I should probably read Prep before I do some kind of a big Curtis Sittenfeld entry, but the beginning of the interview I just linked caught my eye:
Curtis Sittenfeld once reviewed the work of a new author in the online magazine Salon. The author was young, pretty, hyped and - to Sittenfeld's dismay - actually good. Which made the writer easy for Sittenfeld to hate.
So naturally I had to go traipsing through Salon's archives to find out who else Curtis Sittenfeld has had issues with besides Melissa Bank, and it's Nell Freudenberger. Anyway, two years later, Curtis is pretty sure there's sniping going on behind *her* back, now that she's made it to the big leagues. I'm sure there is, too -- but I couldn't begin to guess the ratio of envy to, well, borderline schadenfreude.
My gut response to pretty much anything I've read about Sittenfeld? As someone who's six years older, who hasn't won Seventeen magazine's fiction contest, who didn't go to Iowa, who doesn't have a book deal, who doesn't get asked to review books for the New York Times? Honey, you making me tired, not jealous. You also making me very glad I don't write a lot of literary fiction these days.
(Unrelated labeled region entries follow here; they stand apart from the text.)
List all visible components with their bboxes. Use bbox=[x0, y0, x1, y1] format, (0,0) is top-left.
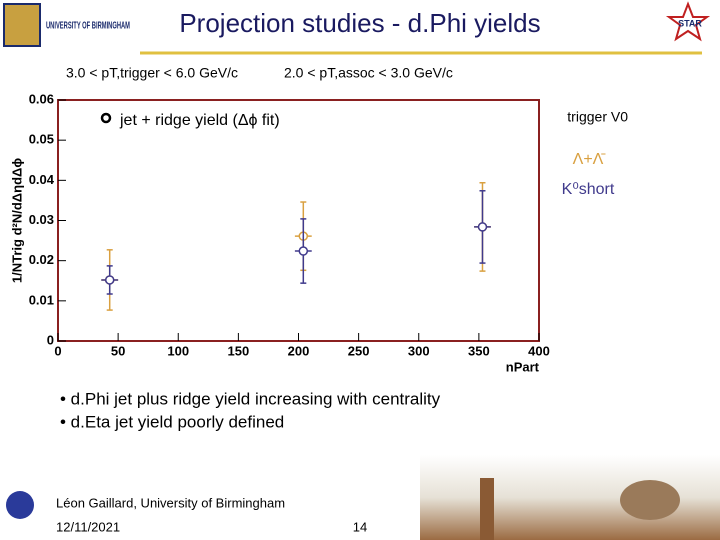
y-tick-label: 0.03 bbox=[29, 212, 54, 227]
x-tick-label: 400 bbox=[528, 343, 550, 358]
y-tick-label: 0.01 bbox=[29, 292, 54, 307]
tower bbox=[480, 478, 494, 540]
y-tick-label: 0 bbox=[47, 332, 54, 347]
legend-entry: Λ+Λ̄ bbox=[573, 151, 607, 168]
crest bbox=[3, 3, 41, 47]
footer-author: Léon Gaillard, University of Birmingham bbox=[56, 495, 285, 510]
slide-title: Projection studies - d.Phi yields bbox=[179, 8, 540, 38]
annotation: jet + ridge yield (Δϕ fit) bbox=[119, 112, 280, 129]
chart: 0 0.01 0.02 0.03 0.04 0.05 0.06 0 50 100 150 200 250… bbox=[9, 91, 628, 374]
x-tick-label: 300 bbox=[408, 343, 430, 358]
bullet: • d.Eta jet yield poorly defined bbox=[60, 412, 284, 431]
annotation-marker bbox=[100, 112, 112, 124]
y-tick-label: 0.05 bbox=[29, 132, 54, 147]
dome bbox=[620, 480, 680, 520]
bullet: • d.Phi jet plus ridge yield increasing … bbox=[60, 389, 441, 408]
cut-assoc: 2.0 < pT,assoc < 3.0 GeV/c bbox=[284, 65, 453, 81]
logo-text: UNIVERSITY OF BIRMINGHAM bbox=[46, 21, 130, 32]
y-tick-label: 0.06 bbox=[29, 91, 54, 106]
star-logo bbox=[665, 1, 711, 42]
x-tick-label: 150 bbox=[228, 343, 250, 358]
mascot bbox=[6, 491, 34, 519]
footer-date: 12/11/2021 bbox=[56, 519, 120, 534]
x-tick-label: 350 bbox=[468, 343, 490, 358]
legend-title: trigger V0 bbox=[567, 109, 628, 125]
data-point bbox=[104, 275, 115, 285]
y-tick-label: 0.04 bbox=[29, 172, 55, 187]
cut-trigger: 3.0 < pT,trigger < 6.0 GeV/c bbox=[66, 65, 238, 81]
y-axis-label: 1/NTrig d²N/dΔηdΔϕ bbox=[9, 158, 24, 283]
legend-entry: K⁰short bbox=[562, 181, 615, 198]
x-tick-label: 0 bbox=[54, 343, 61, 358]
x-tick-label: 250 bbox=[348, 343, 370, 358]
data-point bbox=[298, 246, 309, 256]
star-text: STAR bbox=[678, 18, 702, 28]
x-axis-label: nPart bbox=[506, 359, 540, 374]
x-tick-label: 50 bbox=[111, 343, 125, 358]
x-tick-label: 200 bbox=[288, 343, 310, 358]
page-number: 14 bbox=[353, 519, 367, 534]
x-tick-label: 100 bbox=[167, 343, 189, 358]
data-point bbox=[477, 222, 488, 232]
y-tick-label: 0.02 bbox=[29, 252, 54, 267]
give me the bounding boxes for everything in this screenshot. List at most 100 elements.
Mind you, I get where she's coming from about the whole Pretty with a Book. Thanks to my own background, I also keep current on new releases because (among other reasons) it's possible that at some point I've been in a workshop with or otherwise known a newly published writer. Off the top of my head, I can think of five people who fit that description -- two I'm very happy for, one I'm very not, and two ambivalents. But if I were to write about the phenomena for a mass audience, I think I'd get maybe one essay's worth of mileage out of first person, tops -- and it sure as hell wouldn't be under the guise of a book review.
So, Curtis? My advice? Just write a memoir already. Get it all out, and try to move on.